Gravity sensing mechanisms in plant cells.

Sensing of gravity is essential for the survival of plant seedlings. Therefore it is understandable that gravistimulation of only 0.5 sec-duration causes a graviresponse. The earliest graviresponses could be measured within seconds as alterations in membrane potentials of the statocytes in the root cap. Root statocytes are polarly organized. From a 6-day microgravity (10(-3) - 10(-4) g) experiment in the Spacelab D1 Mission it has been concluded that the observed polar differentiation is a result of a genetically prepatterned developmental program. Statoliths, the sedimentable organelles of statocytes, are surrounded by actin filaments which partly keep them in position. Under 6 min of microgravity during parabolic flights of rockets it could be demonstrated that the statoliths moved in the opposite direction to the initial gravity vector. It is concluded that shearing forces are exerted by microfilaments. It is supposed that the change of the position of statoliths is transmitted to gravisensitive structures of the statocytes (ER, plasma membrane) via microfilaments.
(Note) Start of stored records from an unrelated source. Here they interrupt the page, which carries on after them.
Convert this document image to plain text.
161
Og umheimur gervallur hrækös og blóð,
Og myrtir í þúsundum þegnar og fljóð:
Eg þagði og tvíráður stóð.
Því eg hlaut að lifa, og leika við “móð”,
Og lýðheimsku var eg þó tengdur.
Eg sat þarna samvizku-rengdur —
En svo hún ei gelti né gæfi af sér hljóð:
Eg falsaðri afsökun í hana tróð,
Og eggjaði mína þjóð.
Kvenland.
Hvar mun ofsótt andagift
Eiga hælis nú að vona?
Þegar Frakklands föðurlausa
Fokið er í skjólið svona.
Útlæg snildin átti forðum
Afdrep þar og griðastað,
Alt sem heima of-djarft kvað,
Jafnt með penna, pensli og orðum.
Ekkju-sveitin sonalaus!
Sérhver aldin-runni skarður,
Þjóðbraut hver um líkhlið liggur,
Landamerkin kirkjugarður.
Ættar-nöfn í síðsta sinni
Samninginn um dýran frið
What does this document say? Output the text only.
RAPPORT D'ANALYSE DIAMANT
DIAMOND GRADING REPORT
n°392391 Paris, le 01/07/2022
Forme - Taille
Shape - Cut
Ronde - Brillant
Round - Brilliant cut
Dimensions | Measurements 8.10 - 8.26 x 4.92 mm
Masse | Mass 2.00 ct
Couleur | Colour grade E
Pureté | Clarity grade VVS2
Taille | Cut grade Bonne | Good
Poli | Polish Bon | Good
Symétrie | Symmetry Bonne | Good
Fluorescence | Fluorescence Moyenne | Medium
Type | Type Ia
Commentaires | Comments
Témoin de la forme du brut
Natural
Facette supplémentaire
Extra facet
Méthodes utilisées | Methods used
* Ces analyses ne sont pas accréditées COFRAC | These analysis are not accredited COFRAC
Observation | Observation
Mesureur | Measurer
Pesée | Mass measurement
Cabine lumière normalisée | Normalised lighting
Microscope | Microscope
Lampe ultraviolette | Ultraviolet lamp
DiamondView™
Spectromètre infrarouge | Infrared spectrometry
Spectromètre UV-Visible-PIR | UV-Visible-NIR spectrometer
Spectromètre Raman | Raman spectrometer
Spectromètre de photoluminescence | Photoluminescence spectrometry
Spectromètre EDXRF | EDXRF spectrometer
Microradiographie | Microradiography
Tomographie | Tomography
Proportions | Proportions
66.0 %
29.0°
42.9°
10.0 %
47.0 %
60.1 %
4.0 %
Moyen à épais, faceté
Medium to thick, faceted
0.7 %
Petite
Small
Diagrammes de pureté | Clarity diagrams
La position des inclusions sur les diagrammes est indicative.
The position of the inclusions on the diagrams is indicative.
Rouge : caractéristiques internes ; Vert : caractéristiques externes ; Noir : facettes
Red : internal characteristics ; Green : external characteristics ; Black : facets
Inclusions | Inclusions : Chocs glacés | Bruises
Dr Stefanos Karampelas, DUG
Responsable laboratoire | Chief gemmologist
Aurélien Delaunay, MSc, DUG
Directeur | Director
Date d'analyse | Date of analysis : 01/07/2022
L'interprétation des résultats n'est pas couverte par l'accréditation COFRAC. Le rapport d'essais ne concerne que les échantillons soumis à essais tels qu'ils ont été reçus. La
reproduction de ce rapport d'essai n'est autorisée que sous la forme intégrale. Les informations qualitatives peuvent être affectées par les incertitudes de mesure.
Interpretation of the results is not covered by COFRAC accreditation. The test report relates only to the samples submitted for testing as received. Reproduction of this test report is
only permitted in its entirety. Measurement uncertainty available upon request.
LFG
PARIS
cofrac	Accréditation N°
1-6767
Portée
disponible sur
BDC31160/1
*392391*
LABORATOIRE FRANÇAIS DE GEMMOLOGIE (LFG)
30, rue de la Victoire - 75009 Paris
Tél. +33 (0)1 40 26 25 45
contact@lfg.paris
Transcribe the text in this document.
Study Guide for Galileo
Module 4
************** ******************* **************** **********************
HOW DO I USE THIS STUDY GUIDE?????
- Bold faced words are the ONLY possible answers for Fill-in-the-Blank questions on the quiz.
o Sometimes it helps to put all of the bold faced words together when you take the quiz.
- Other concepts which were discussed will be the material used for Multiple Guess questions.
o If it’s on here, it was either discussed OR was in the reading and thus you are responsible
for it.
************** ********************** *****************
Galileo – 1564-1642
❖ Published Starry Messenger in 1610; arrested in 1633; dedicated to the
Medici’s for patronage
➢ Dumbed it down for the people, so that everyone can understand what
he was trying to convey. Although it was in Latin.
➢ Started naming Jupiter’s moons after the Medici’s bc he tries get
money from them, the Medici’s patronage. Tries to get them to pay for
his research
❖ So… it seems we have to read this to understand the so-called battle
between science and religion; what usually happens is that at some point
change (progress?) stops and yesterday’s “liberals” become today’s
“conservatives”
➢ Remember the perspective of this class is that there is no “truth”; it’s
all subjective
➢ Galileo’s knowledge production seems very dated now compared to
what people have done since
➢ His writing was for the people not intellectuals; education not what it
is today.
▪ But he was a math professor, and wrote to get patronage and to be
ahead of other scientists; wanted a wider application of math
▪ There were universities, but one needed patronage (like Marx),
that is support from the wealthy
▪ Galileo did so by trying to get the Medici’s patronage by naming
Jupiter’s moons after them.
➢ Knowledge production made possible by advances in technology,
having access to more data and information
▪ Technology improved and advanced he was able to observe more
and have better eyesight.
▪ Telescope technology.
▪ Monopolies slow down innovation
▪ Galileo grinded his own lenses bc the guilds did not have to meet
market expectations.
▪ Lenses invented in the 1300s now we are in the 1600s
As graviperception is influenced by calcium ions, it is suggested that these interactions regulate the activity of ion channels and/or pumps in the membranes thus initiating the graviresponse chain. In the case of cytoplasmic streaming in Chara rhizoids, the endogenous difference between the opposing streaming directions is diminished under microgravity during the flights of rockets. Possibly, shear stresses are affected by gravity, thus inducing gravity-related differences in the streaming velocities via actin filaments.